I have only read the first book of the Divergent series (and seen the movie) so I had no prior allegiance (LOL) to Veronica Roth. Since I did enjoy her storytelling in Divergent, I decided to pick up her first foray into the world of adult fiction and give it a shot.
I liked the concept of seeing how chosen ones live after they’ve defeated the big bad dude. The aftermath, the PTSD, the coping mechanisms, all were on full display in the group of chosen ones that we follow. Drinking, pretending, brave facing, adrenaline junkie-ing – it’s all here ten years later.
Where I feel like this book fell apart was in the execution of magic. How it was found and used, there is an entire history here that we miss because we weren’t there for the initial event. We get it in drips and drabs through chapters that are top secret documents we are privy to that document how things went down ten years ago, but I felt like it was a lot of exposition that couldn’t really be included in the action of the story because, well, the story was ten years later.
It would have been neat if there had been a duology or trilogy of YA novels that covered how they won as teenagers first, and then this book that is more adult that’s more of a “where are they now” kind of expose’. But that’s a lot of writing and not the point.
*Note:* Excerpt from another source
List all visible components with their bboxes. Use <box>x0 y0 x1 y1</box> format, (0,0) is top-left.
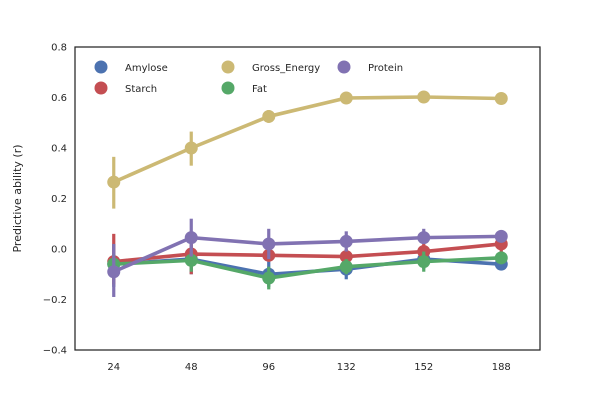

I don’t want to spoil anything for you, so I’ll keep my last criticism brief: The love stories. Something I bring up a lot here at Angry Angel Books is that not everything has to be a love story. People can just be friends. They don’t have to have sex and googly eye at each other. And where the second half of this book fell apart for me was the rebound relationship that our MC Sloane has after breaking off her ten year relationship (and engagement) with her fellow chosen one Matt. Roth wants me to believe this is an immediate love connection and it’s real thin. Everything about this new guy and the chosen ones’ new circumstances felt so out of left field and unbelievable that I almost didn’t finish the book. Again, I think a lack of history that had to somehow get woven in through exposition via documents and history books and articles make this a skeleton that had no meat on the bones. Even the villain(s) was(were) kind of boring and unimpressive.
The ending was not well handled, and again keep in mind that I almost just put this one down and didn’t finish. I think as a whole it was a good idea, a cool concept, but it somehow needed more than 400 pages of a hardcover to accomplish that. I almost wish this had been a duology: the first book a more fleshed out version of the first half of this book that ends in the cliffhanger of [spoiler], then the second book is the second half, again, better fleshed out and more room for expansion, character development, and a satisfying ending because we are now invested in this world and its people.
I’d have to say skip this one. It was okay but if you have other choices for summer reads go try those.